Better Melanoma Drug Delivery
In a quest to find a better way to target melanoma treatment, researchers at the University of North Carolina at Chapel Hill and colleagues tested how four types of mouse models predict the delivery of the anticancer drug carboplatin to melanoma tumors in patients. The study was published online in the journal The Oncologist.
A release from the university quotes co-author Bill Zamboni, PharmD and PhD as saying, “Because carboplatin is widely used, we have good data on how the drug works pharmacokinetically in humans. For the first time, we were able to compare these various laboratory techniques used in countless labs and the pharmaceutical industry to evaluate how carboplatin was delivered to the tumor and compare it to actual human data.
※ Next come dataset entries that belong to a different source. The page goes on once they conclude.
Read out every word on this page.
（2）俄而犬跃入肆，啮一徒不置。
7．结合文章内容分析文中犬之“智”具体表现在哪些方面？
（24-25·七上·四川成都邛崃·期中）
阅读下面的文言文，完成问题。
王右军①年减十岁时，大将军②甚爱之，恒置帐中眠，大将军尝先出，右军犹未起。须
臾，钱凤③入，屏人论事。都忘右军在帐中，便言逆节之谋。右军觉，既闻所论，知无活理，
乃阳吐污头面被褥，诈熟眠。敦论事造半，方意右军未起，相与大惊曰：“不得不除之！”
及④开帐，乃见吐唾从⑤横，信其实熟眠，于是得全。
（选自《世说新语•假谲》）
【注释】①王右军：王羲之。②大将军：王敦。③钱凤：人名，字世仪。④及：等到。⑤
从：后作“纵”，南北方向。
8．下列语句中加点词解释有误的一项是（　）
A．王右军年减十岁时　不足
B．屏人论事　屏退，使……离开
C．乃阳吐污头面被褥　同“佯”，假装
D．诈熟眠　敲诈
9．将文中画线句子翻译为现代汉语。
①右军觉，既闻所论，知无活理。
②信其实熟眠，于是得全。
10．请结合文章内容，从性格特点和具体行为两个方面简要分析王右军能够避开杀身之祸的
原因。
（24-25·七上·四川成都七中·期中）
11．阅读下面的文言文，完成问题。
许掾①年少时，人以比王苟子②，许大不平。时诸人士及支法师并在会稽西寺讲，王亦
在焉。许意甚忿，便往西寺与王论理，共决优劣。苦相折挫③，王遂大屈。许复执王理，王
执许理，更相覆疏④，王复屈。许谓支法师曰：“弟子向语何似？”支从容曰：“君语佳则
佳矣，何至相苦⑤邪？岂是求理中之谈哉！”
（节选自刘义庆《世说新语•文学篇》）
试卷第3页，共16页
None of these laboratory models are perfect, but the genetically engineered model is the best in terms of predicting the amount of drug that is delivered to the tumor in human patients.”
The release notes that traditional anticancer drug development has relied on xenografts, or the transplanting of human cancer cell lines in immune-compromised mice, but the usefulness of this practice has recently been questioned. This study is the first direct, comprehensive comparison of the efficacy of xenograft models, genetically engineered mouse models (GEMMs), and two types of orthotopic syngeneic transplants (OSTs), where tumor cells are transplanted to the appropriate part of the body.